I slowly realized – Animals are not only intelligent. Animals are trusting and capable of developing bonds with the animals around them.

Well, that changed things in my mind. Suddenly, I started reexamining all the animals around me and how they interacted with humans and other animals around them.

My initial feelings were confirmed.

Animals are intelligent, trusting, capable of forming bonds with animals around them and they don’t want to be killed.

Oh come on! I pleaded with myself. Eating animals is healthy! It’s normal and natural. What’s wrong with it? — as I was shoving a mouthful of delectable chicken into my mouth.

And I’d always find myself coming back to the same answer – they don’t want to be killed. They are intelligent and trusting and capable of fear and pain.

Suddenly, guilt was served with every meal.

That still didn’t stop me most of the time.

I’d go on vegetarianism and off vegetarianism. Like some sort of guilt yo-yo diet.

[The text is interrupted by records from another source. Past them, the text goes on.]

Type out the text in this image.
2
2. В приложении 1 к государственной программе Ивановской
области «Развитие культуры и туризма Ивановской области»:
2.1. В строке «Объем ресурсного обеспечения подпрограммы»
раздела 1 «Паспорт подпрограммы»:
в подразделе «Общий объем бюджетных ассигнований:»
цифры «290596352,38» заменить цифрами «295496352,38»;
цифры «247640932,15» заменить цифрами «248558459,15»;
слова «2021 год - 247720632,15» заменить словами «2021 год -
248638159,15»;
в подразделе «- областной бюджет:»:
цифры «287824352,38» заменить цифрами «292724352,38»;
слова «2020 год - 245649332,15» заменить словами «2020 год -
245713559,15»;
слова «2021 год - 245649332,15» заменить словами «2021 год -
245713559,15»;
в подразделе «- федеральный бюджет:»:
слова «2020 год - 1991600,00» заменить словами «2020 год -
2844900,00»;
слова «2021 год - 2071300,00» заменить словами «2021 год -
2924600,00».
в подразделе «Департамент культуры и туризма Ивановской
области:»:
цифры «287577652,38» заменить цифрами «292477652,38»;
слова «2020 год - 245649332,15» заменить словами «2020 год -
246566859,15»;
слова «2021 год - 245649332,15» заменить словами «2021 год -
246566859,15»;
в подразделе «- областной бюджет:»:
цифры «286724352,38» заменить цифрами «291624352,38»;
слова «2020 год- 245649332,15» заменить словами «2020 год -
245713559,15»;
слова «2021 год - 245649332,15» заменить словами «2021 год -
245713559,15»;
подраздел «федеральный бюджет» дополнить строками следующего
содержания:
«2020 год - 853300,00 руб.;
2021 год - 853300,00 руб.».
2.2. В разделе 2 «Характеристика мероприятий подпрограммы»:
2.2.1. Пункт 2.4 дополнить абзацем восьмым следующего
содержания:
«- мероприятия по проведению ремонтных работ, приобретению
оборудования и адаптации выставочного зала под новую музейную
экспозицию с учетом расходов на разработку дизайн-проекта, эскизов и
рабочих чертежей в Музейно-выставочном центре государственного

I’d tell myself it is too hard and too weird as my friends and coworkers were always quick to point out.

And most of all – it was unhealthy. Right?

I won’t go into the long description of it, but I found that I did feel physically better when I wasn’t eating meat. That confused me.

So, I read many books and watched tons of informative videos and documentaries to try and uncover the truth.

So far, the truth that I’ve found is that no one really knows what the truth is, but not including animals in your diet won’t kill you or harm you beyond a shadow of a doubt. So, maybe not eating animals was at least as safe as eating them – maybe safer?

Still, my resolve was not complete. I mean a dog is one thing.

People have lived with dogs for as long as anyone can remember and dogs have always been our friends so, it makes sense to not want to eat them.

Farm animals were different right?

Their ‘glazed over’ expression and lack of personalities probably meant they were not that intelligent and probably were okay to kill and eat – right?

So, I started a project  – a chicken raising project.

I got a little group of eggs and a few weeks later little fluff balls burst from inside them.

And I was shocked at what I learned!

These farm animals were intelligent, trusting, capable of fear and pain.

And they wanted to be near to me! Just like my dog!

So – that’s it guys.

I’m not eating you and I’m not eating them because I don’t eat my friends…

And I especially don’t eat strangers. I mean that doesn’t even seem safe!